Day 7(55mi/88km): Colorado Springs
Ever since the iceroads in Arctic Canada where I received a lot of help from Sister Fay (Tuktoyaktuk) and Pastor Paul (Fort McPherson) I promised myself that I will attend church. It was Sunday and there was service at Lake George, while thinking about it I saw the sign which read: "Thanksgiving meal Noon till 2:00". Throughout the whole experience I couldn't help but see this gathering as a big family getting together. Somebody said a prayer for me and I was on my way: belly full and ready for that storm that's brewing.
I thought this would be boring but with the storm, getting flat in the dark and a glorious downhill ride into Colorado Springs it was all I asked for!
A Band of rest days
Deadhorse was on the operating table, having a big overhaul. The divide had eaten through my chain, BB rings and rear cassette. The disc brake inner adjustment was melted together (Probably coming down Galton Pass in Canada) and that round object (bottom right) is indeed the derailleur cog!

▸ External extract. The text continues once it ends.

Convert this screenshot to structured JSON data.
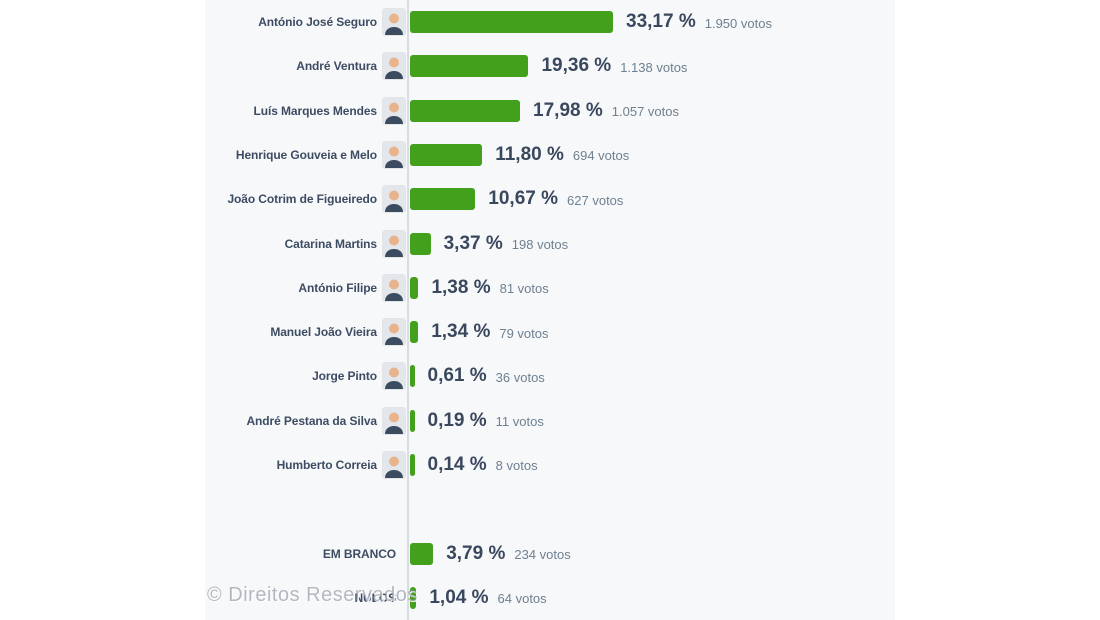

The Pizza Hut All-you-can eat miniadventure
Today was the day to strike gold at the lunch buffet but first I took out Chris's fatbike (Borealist - Echo) for a spin, starting at sunrise.
On my way down I saw two guys pushing their bikes up, one of them tells the other "That's what you need."
I was rolling too fast to stop and tell them that the snow doesn't get any better than this. Haha! Suckers!
Sadly the Pizza hut was closed, it was Thanksgiving after all. After a great dinner we went out to see the black friday sale at walmart. It apparently starts the eve of thanksgiving now and it would be another extreme adventure: PEOPLE DIE OUT THERE!!!
In the rush to leave for Alaska, while making the rough draft of my first video (see link on main page), I forgot to render an entire chapter. Here it is, picks up right after I left Whitehorse for the second time and traded my studded tires for a new derailleur & chain. Only to find myself riding on British Columbia's largest Lake: Atlin, two days later.
(There are plans to make a documentary for Alaska, as well as The Great Divide)
After a brief visit to Garden of the Gods park it was time to take the 1-hour Dizzydrome challenge. Video below (it's a bit too long but I was still dizzy while making it!). If you are feeling heroic be sure to check out the 1-hour uncut version!!!
The bike was finally tuned up. Thank you Chris, Fixie Dave, Borealis Bikes and the guys at SRAM who gave me another BB7 rotor and a lifetime supply of brake pads. Jessica for the great thanksgiving dinner. The guys from Eureka tents who have been helping me all along the way and now sent me a second sleeping bag to tackle those -30C nights.
...and all of those whom I've met along the way.
With winter in full swing it was time to hop off the Divide. Although beautiful, there are a lot of amazing national parks, backroads and cool towns to explore!